Ward also shines on his other latest single, “Content,” which he submitted for NPR’s 2019 Tiny Desk Contest. The pensive track includes a beautiful acoustic guitar as its sonic centerpiece – “It’s a simple life in a complex world/ I want what’s mine and you want what’s yours/But when you’re all by yourself and the money is all spent/Are you gonna leave this world completely content?”
“It’s really about what do you regret, what don’t you regret, what will you be content with when you leave this earth, and how do you want to be remembered – that’s sort of the gist of it. I do write some fairly downer songs, but usually when I have a song that I’m trying to make a point with, or it has a serious undertone, I try and find ways to keep levity involved in it. From the influence of John Prine, Steve Earle and Warren Zevon, songwriters like that who always seem to have a way of not taking it too seriously, those are songwriters who I really admire,” Ward said.
Mason Summit brilliantly shines on the darkest January days.
The Los Angeles indie folk rock singer-songwriter thaws the winter blues with his latest magical single, “‘Round January,” which drops today via all streaming platforms.
Summit’s track fuses sorrowful acoustic guitar strums and delicate drum taps with vibrant electric and slide guitars – “I hope one day I can tell you this won’t last/And be right/Cuz I know how you get when the sun sets early/But there’s a better way/There must be surely/But maybe you’ll make it out alive/Maybe you’ll just survive.” It’s also ideally suited for a fruitful collaboration with Wilco’s Jeff Tweedy and Nels Cline.
In a sense, Summit’s exquisite combination of acoustic, electric and slide guitars represent the warring emotional factions within us. Deep inside, there’s a hope that wants burst through, but the darkness fights back with a vengeance.
“It’s specifically the month my dad died, and it’s also when I introduce the song now, and what makes it more broadly applicable to different people’s lives is seasonal depression. I probably experienced that unknowingly since before my dad died, you know the melancholy of those months, especially like the line, ‘when the sun sets early,’” said Summit, who also struggles with the lack of daylight in winter.
“It was just instant depression for me. It made me tired all the time, and I didn’t want to get out of bed. I don’t have it as bad as a lot of people, but it definitely influences my mood in a disproportionate way.”
Two years ago, Summit penned “‘Round January” as a response to a songwriting class prompt at the University of Southern California (USC). The prompt required students to write a song to their eighth-grade selves.
“And that was a week when a lot of people brought in some heavy stuff,” said Summit, a songwriting senior who will graduate in May. “It was just so provocative, and so I was thinking back to eighth grade, and middle school in general is when people tend to be struggling and trying to find out who they are.”

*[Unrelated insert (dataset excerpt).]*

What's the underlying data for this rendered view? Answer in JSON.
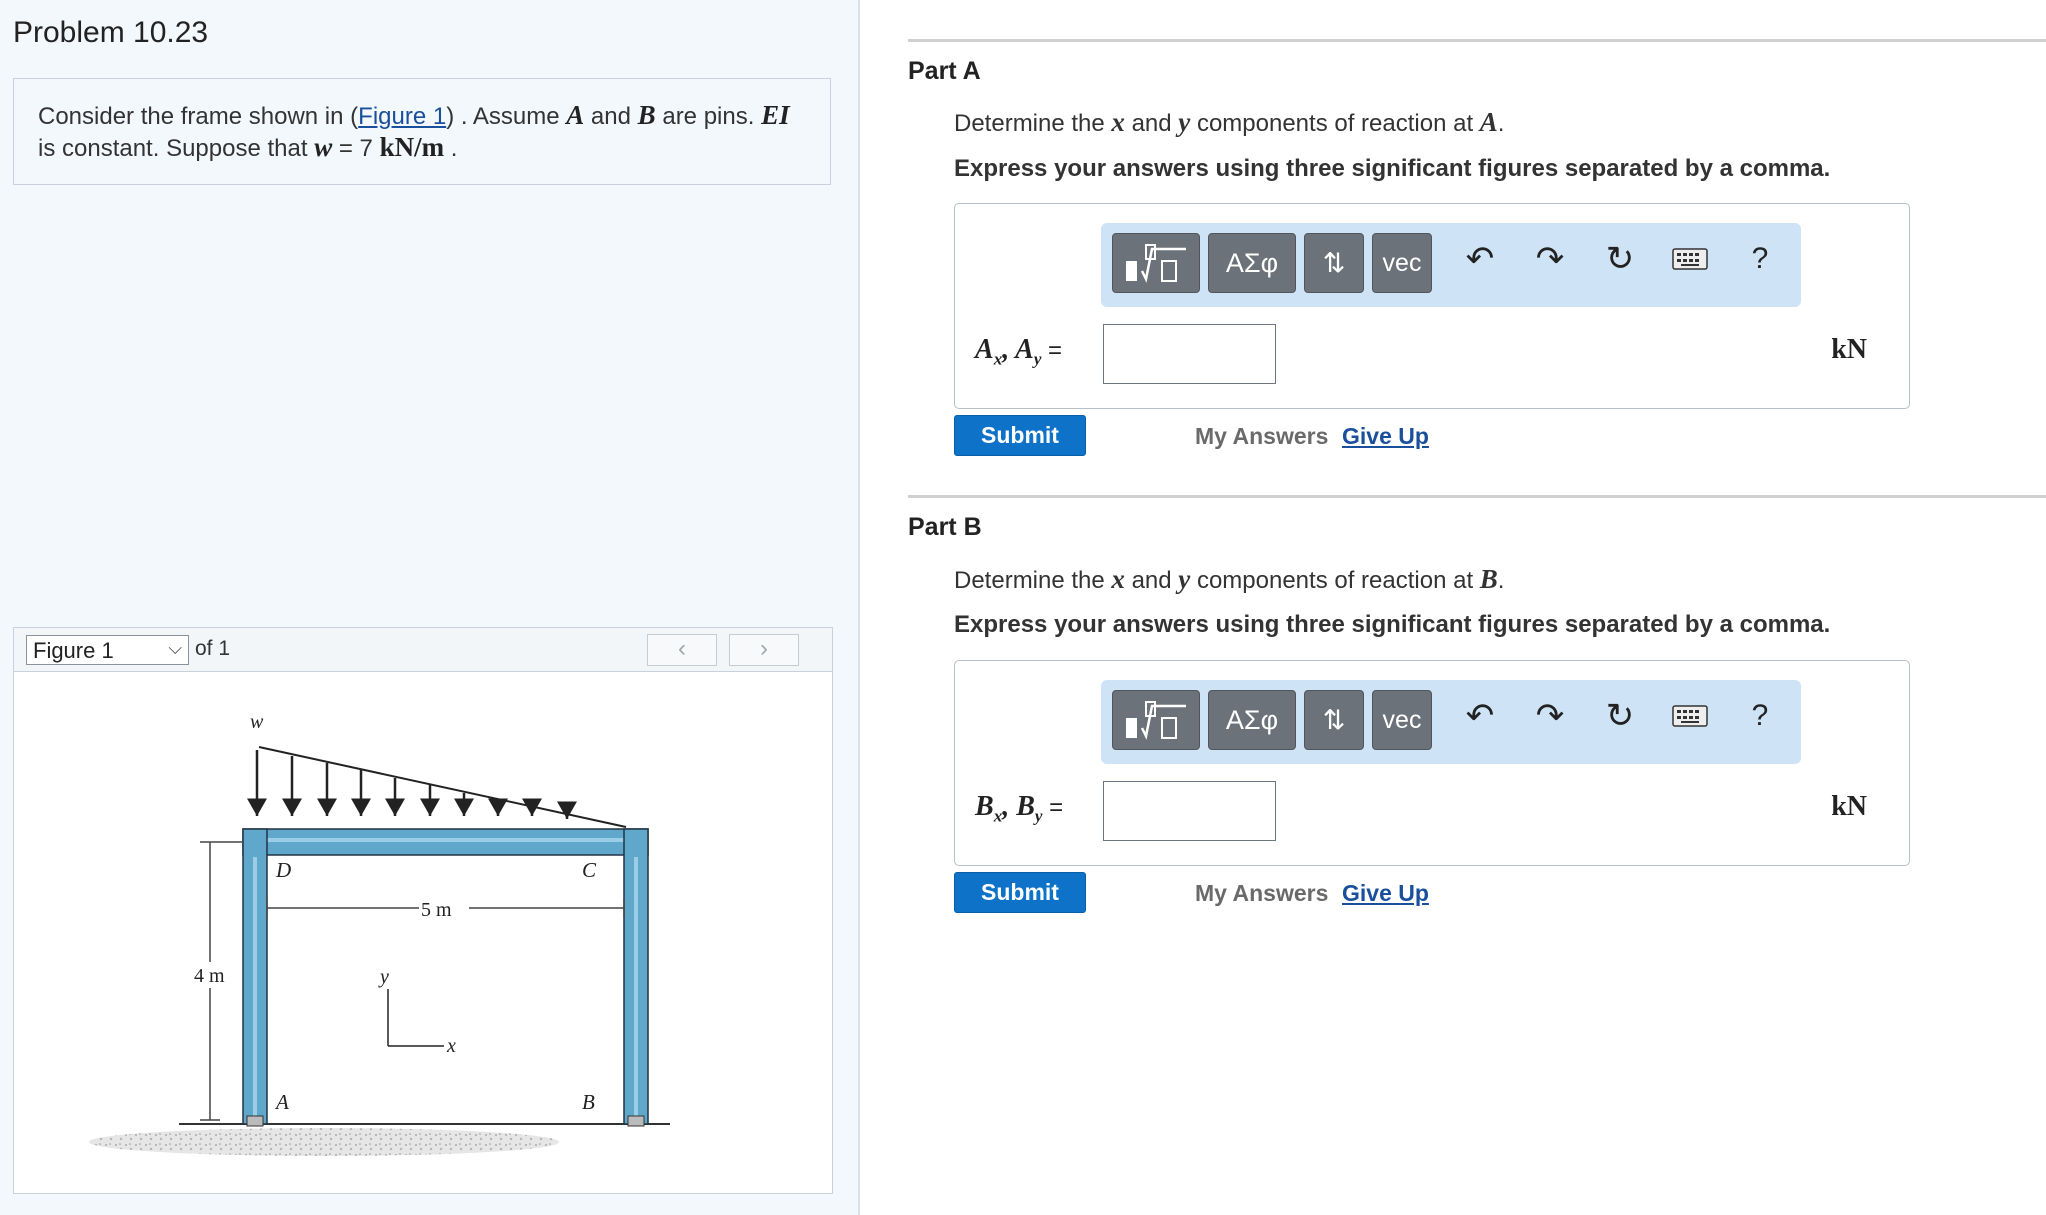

For Summit, the track also advocates the importance of therapy in tackling seasonal depression and other mental health challenges. He came from a family that believed in its long-term healing power.
“When I got to school, I met a lot of people who didn’t come from that and ended up having a lot of undiagnosed issues. They just didn’t know how to deal with it, and it took them so long to have the courage to go to therapy or go to a psychiatrist and start treating their illness with therapy and medication,” Summit said. “Whereas I had already started to sort that out by that time, there were actually specific people in my life I was writing it for as well as myself.”